Как будто на конференции выступать собирается. Дурик.

— Палыч, я по делу.

— Кто бы сомневался! — хмырь поправляет очки с толстенной оправой. — И по какому же?

— Пришел справиться о здоровье своей невесты. Да попросить, чтоб до выписки приглядели за ней, — подмигиваю ему. — Догоняешь?

— Не особо.

Тупой что ли? Не одупляет[10]?

Достаю стопку тысячных купюр. Он от неожиданности чуть не валится со стула, на котором раскачивался всего пару секунд назад.

— Немедленно уберите! — вскакивает и орет как резаный. — Это что еще за безобразие такое!

— Слышь, лекарь, не бухти, а? — лениво успокаиваю буйного. — Тупо просьба, обхаживать девушку получше. Двадцатка тебе на клюв падает, лишняя что ли?

Он как-то странно посмеивается. Озадаченно почесывает длинный нос с горбинкой. Опять хихикает, но уже громче.

— Что за истерика? — прищуриваюсь недовольно. — Мало что ли, а?

Леший знает их расценки московские… Откуда мне простому парню из «Бобрино» это должно быть известно?

— А как фамилия невесты? — вздергивает кустистую бровь.

— Лисицына, в девятнадцатой палате лежит с пневмонией.

— Кхм, —

откашливается в кулак. — Ясно. Ясно.

Мутный хер какой-то. Глазки забегали. Как у крысы, которую на чем-то поймали.

— Че? — прищуриваюсь подозрительно.

— Нет-нет, все в порядке, — прочищает глотку он.

— Как она вообще? Ей лучше?

— Определенно. Алена потихоньку идет на поправку, — отвечает он, кивая, и принимается цедить кофе из белоснежной чашки с надписью «здоровье не купишь».

Ага, как же…

— Хорошо, — почесываю подбородок.

— Деньги-то уберите. За кого вы меня принимаете? — хорохорится врачелло.

— В благодарность от всей души, доктор, — настойчиво двигаю к нему купюры.

— Не надо…

— И вот это прими, — ставлю на стол две бутылки дорогого, качественного коньяка. — Расслабиться тебе поможет после тяжелых трудовых будней, Склифасовский.

— Кхм…

— Кабан сказал, что пойло — просто отвал.

Из последней партии краденого. Разошлось оно на той неделе как горячие пирожки в час-пик. (Это, разумеется, не вслух).

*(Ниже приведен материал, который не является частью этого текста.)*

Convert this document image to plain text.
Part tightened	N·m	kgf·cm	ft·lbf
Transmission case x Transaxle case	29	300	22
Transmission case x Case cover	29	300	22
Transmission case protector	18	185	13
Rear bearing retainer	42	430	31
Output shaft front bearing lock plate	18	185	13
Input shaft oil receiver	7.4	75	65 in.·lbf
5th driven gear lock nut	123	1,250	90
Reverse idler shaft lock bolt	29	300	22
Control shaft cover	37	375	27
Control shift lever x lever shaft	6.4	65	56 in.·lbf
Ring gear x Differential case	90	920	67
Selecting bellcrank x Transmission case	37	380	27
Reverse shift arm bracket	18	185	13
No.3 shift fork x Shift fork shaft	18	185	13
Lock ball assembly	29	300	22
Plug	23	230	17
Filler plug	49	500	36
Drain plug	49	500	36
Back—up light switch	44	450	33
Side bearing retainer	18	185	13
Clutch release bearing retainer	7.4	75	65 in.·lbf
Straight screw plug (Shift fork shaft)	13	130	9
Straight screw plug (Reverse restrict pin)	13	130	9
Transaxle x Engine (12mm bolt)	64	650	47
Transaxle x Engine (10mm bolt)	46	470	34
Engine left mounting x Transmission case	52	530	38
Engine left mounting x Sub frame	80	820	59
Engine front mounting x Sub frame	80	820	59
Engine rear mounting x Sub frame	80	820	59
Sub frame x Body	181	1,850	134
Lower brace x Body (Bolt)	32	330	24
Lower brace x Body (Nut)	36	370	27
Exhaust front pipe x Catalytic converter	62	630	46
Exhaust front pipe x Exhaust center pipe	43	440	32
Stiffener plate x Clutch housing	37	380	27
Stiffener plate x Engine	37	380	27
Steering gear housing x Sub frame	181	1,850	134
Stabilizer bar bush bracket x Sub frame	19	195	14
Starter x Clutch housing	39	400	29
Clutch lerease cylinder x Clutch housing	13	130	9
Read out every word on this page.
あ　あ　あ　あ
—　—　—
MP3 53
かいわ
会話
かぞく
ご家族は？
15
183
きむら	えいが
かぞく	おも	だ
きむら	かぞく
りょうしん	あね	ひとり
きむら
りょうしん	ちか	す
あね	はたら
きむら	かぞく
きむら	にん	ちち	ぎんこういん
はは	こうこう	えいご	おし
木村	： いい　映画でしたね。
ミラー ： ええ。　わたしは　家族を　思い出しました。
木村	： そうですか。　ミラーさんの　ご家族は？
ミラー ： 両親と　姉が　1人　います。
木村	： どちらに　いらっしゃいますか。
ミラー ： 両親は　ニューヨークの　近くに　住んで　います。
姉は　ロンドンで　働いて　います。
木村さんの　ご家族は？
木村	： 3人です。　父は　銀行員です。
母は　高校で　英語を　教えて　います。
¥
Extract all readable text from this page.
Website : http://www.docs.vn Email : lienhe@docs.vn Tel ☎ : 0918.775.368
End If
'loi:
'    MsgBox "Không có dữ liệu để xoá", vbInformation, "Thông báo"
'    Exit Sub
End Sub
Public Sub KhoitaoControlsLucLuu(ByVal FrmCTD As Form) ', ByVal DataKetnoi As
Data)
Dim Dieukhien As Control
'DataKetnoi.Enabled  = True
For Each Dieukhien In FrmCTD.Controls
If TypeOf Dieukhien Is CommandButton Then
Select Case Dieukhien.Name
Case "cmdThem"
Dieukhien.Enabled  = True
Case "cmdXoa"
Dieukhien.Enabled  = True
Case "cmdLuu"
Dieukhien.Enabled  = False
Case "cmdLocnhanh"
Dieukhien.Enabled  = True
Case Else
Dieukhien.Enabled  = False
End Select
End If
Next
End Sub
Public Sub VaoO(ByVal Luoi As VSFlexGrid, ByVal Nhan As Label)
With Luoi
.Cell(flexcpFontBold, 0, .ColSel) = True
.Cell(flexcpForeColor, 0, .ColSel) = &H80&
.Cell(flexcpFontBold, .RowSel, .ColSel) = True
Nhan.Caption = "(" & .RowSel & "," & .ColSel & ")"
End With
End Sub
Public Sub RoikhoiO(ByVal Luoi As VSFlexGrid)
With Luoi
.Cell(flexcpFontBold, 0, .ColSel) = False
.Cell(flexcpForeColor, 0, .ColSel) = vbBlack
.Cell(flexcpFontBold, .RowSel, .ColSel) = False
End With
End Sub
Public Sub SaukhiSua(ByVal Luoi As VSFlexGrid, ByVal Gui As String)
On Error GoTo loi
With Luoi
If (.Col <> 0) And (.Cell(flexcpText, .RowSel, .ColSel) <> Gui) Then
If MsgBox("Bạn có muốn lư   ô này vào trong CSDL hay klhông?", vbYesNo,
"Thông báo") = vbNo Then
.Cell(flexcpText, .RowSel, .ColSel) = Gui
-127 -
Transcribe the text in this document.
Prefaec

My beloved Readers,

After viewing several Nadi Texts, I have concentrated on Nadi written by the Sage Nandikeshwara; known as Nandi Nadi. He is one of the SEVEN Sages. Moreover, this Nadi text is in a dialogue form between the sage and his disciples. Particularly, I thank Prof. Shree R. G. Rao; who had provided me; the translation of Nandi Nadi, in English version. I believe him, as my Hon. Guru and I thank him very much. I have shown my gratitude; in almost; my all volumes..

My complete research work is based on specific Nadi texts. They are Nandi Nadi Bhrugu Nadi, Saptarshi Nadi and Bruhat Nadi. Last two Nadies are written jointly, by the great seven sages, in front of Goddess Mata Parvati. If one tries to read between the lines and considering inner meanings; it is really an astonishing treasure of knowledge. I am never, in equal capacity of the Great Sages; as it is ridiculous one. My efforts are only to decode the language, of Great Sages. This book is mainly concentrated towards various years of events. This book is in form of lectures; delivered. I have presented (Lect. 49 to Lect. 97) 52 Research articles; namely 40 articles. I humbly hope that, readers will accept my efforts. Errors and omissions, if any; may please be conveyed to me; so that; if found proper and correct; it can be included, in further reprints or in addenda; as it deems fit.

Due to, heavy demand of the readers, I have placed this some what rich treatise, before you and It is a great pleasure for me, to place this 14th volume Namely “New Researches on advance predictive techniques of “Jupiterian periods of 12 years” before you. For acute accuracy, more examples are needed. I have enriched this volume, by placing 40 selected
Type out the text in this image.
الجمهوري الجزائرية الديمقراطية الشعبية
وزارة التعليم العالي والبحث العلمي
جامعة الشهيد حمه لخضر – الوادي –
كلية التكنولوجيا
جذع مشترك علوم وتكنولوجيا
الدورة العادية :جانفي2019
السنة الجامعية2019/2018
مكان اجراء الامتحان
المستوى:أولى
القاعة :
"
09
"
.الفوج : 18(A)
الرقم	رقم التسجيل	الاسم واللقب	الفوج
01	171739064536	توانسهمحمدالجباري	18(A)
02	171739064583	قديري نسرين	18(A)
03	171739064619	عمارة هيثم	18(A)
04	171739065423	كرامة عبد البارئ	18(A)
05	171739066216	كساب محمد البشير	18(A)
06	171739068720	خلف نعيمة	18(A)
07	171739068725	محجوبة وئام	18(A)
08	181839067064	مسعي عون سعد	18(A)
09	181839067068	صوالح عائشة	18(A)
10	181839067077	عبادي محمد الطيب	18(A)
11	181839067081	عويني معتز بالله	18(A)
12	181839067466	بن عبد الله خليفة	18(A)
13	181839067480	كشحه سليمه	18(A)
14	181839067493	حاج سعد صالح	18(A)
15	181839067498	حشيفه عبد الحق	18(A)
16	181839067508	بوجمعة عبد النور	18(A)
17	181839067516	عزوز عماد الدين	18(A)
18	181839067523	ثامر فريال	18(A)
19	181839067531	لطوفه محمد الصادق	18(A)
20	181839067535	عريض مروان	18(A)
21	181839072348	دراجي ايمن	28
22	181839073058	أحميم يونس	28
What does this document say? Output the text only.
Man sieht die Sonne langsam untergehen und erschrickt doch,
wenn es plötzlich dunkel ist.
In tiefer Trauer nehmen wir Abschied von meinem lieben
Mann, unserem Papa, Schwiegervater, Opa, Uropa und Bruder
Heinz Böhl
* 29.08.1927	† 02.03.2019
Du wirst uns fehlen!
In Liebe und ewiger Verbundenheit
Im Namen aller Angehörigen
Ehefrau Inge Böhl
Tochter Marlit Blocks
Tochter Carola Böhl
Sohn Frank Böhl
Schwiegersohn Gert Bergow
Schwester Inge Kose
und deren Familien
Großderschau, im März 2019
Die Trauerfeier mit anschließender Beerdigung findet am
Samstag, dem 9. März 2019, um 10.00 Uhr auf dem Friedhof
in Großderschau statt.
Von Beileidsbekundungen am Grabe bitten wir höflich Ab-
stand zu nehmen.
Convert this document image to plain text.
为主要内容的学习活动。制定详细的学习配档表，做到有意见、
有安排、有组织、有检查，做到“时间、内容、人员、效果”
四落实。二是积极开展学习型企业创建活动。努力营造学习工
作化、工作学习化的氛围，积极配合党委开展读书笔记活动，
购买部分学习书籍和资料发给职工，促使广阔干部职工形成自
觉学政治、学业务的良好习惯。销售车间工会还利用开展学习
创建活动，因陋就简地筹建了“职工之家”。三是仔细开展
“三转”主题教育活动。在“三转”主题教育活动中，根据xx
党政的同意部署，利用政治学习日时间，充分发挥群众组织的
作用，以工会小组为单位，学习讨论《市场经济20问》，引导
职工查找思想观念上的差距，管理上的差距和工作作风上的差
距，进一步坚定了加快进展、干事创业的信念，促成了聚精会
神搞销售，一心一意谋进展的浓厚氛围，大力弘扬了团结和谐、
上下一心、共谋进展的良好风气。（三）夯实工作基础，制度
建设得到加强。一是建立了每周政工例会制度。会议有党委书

— Кто сказал? — переспрашивает, и его губы растягиваются.

— Неважно.

Врач рассматривает меня повнимательнее и начинает странно лыбиться. Будто я его чем-то насмешил.

— Че пялишься? Я тебе не обезьянка цирковая! Добрый до поры до времени, — чешу репу и невзначай засвечиваю пушку под курткой. — Потешаться вздумал над моими подгонами?

— Что вы… ниии в коем случае! — уверяет меня он, пучеглазится и дергается.

Так-то лучше.

— Бери благодарность и делай то, что сказали, док. По-хорошему, — киваю на возлежащие поверх бумаг купюры.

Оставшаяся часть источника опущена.